Highlights of Sight Unseen Offsite at New York design week
New York 2014: Dezeen style editor Dan Howarth picks his top five designers and studios not to miss at New York's Sight Unseen Offsite exhibition, which opens today.
Coinciding with New York's festival of design this week, the Sight Unseen Offsite exhibition will showcase products by local and international designers at 200 Lafayette Street in Manhattan.
Designers Dylan Davis and Jean Lee, founders of US atelier Ladies and Gentleman studio, are showing lighting pieces with pendants in mismatched materials including copper and coloured glass.
The Shapeup pendants hang at different heights from a single cord that zigzags up and down from the ceiling, sometimes interspersed with weights.
Brooklyn studio Moving Mountains is displaying simple designs including the wooden A-Framed Mirror, painted bright orange on the back, and a pair of lamps with engineered marble bases and slender powder-coated steel stems.
Both Aspect lamps have pivoting conical shades, but the floor lamp has a straight stand while the desk version curves over.
The 1980s Memphis style revival we spotted in Milan last month has been transported across the Atlantic, and can be seen in Swedish designer Jenny Nordberg's series of clocks made from blocky geometric forms and patterned with speckles.

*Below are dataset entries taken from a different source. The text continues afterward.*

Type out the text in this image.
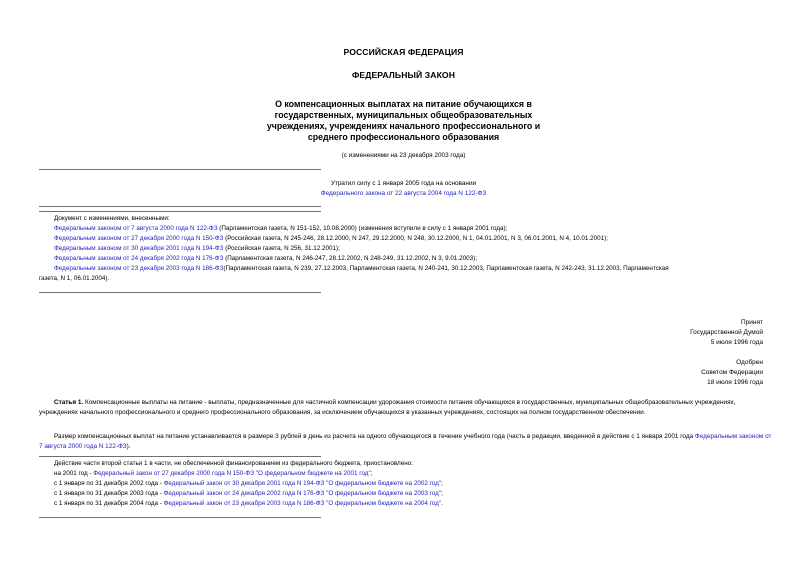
РОССИЙСКАЯ ФЕДЕРАЦИЯ
ФЕДЕРАЛЬНЫЙ ЗАКОН
О компенсационных выплатах на питание обучающихся в
государственных, муниципальных общеобразовательных
учреждениях, учреждениях начального профессионального и
среднего профессионального образования
(с изменениями на 23 декабря 2003 года)
Утратил силу с 1 января 2005 года на основании
Федерального закона от 22 августа 2004 года N 122-ФЗ
Документ с изменениями, внесенными:
Федеральным законом от 7 августа 2000 года N 122-ФЗ (Парламентская газета, N 151-152, 10.08.2000) (изменения вступили в силу с 1 января 2001 года);
Федеральным законом от 27 декабря 2000 года N 150-ФЗ (Российская газета, N 245-246, 28.12.2000, N 247, 29.12.2000, N 248, 30.12.2000, N 1, 04.01.2001, N 3, 06.01.2001, N 4, 10.01.2001);
Федеральным законом от 30 декабря 2001 года N 194-ФЗ (Российская газета, N 256, 31.12.2001);
Федеральным законом от 24 декабря 2002 года N 176-ФЗ (Парламентская газета, N 246-247, 28.12.2002, N 248-249, 31.12.2002, N 3, 9.01.2003);
Федеральным законом от 23 декабря 2003 года N 186-ФЗ(Парламентская газета, N 239, 27.12.2003, Парламентская газета, N 240-241, 30.12.2003, Парламентская газета, N 242-243, 31.12.2003, Парламентская
газета, N 1, 06.01.2004).
Принят
Государственной Думой
5 июля 1996 года
Одобрен
Советом Федерации
18 июля 1996 года
Статья 1. Компенсационные выплаты на питание - выплаты, предназначенные для частичной компенсации удорожания стоимости питания обучающихся в государственных, муниципальных общеобразовательных учреждениях, учреждениях начального профессионального и среднего профессионального образования, за исключением обучающихся в указанных учреждениях, состоящих на полном государственном обеспечении.
Размер компенсационных выплат на питание устанавливается в размере 3 рублей в день из расчета на одного обучающегося в течение учебного года (часть в редакции, введенной в действие с 1 января 2001 года Федеральным законом от 7 августа 2000 года N 122-ФЗ).
Действие части второй статьи 1 в части, не обеспеченной финансированием из федерального бюджета, приостановлено:
на 2001 год - Федеральный закон от 27 декабря 2000 года N 150-ФЗ "О федеральном бюджете на 2001 год";
с 1 января по 31 декабря 2002 года - Федеральный закон от 30 декабря 2001 года N 194-ФЗ "О федеральном бюджете на 2002 год";
с 1 января по 31 декабря 2003 года - Федеральный закон от 24 декабря 2002 года N 176-ФЗ "О федеральном бюджете на 2003 год";
с 1 января по 31 декабря 2004 года - Федеральный закон от 23 декабря 2003 года N 186-ФЗ "О федеральном бюджете на 2004 год".
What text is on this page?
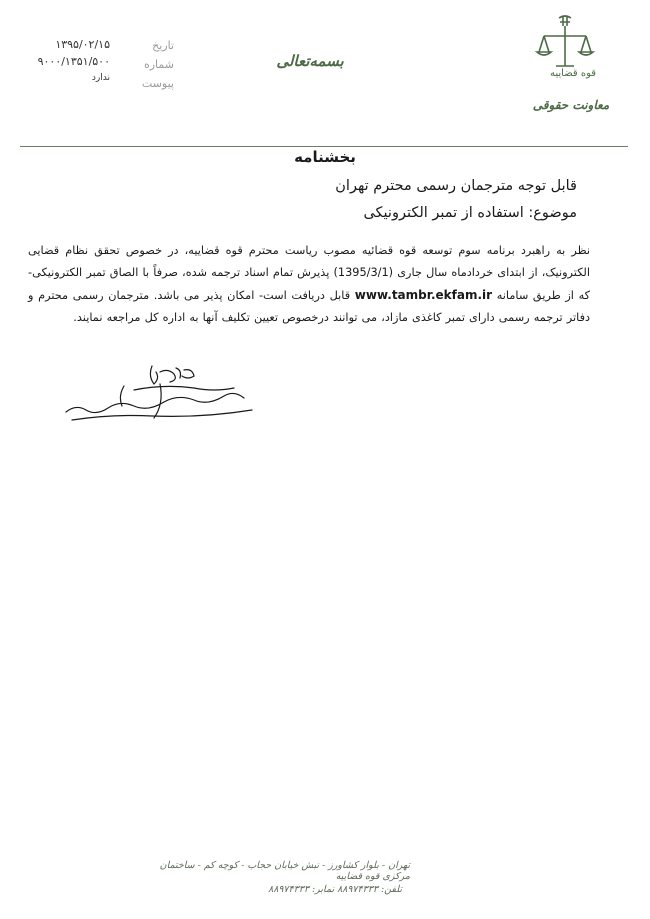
۱۳۹۵/۰۲/۱۵
۹۰۰۰/۱۳۵۱/۵۰۰
ندارد
تاریخ
شماره
پیوست
بسمه‌تعالی
قوه قضاییه
معاونت حقوقی
بخشنامه
قابل توجه مترجمان رسمی محترم تهران
موضوع: استفاده از تمبر الکترونیکی

نظر به راهبرد برنامه سوم توسعه قوه قضائیه مصوب ریاست محترم قوه قضاییه، در خصوص تحقق نظام قضایی الکترونیک، از ابتدای خردادماه سال جاری (1395/3/1) پذیرش تمام اسناد ترجمه شده، صرفاً با الصاق تمبر الکترونیکی- که از طریق سامانه www.tambr.ekfam.ir قابل دریافت است- امکان پذیر می باشد. مترجمان رسمی محترم و دفاتر ترجمه رسمی دارای تمبر کاغذی مازاد، می توانند درخصوص تعیین تکلیف آنها به اداره کل مراجعه نمایند.

تهران - بلوار کشاورز - نبش خیابان حجاب - کوچه کم - ساختمان مرکزی قوه قضاییه
تلفن: ۸۸۹۷۴۳۳۳ نمابر: ۸۸۹۷۴۳۳۳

One of the timekeeping devices – which are from her Omkompositioner collection – incorporates candle sticks, while another has an egg-shaped element balanced on top.
Following a recent flurry of new wallpaper designs, Brooklyn-based Calico Wallpaper has created a collection of gradated designs that blend cool and warm tones, titled Aurora. The effects were developed by suspending mineral pigments in liquid then transferring them to linen fabric by hand.
Finally, the monochrome Neo Laminati pieces by New York collective Kelly Behun Studio will be difficult to miss. Bold black and white stripes are digitally printed onto seating and tables formed from perpendicular and 45-degree-angled planes. The designers took influence from a variety of 20th century design movements – including Memphis, again.
The design fair is organised by online magazine Sight Unseen, founded by design journalists Jill Singer and Monica Khemsurov who set up the NoHo Design District that took place for the previous three years as an alternative to the International Contemporary Furniture Fair (ICFF). Sight Unseen Offsite continues until 20 May.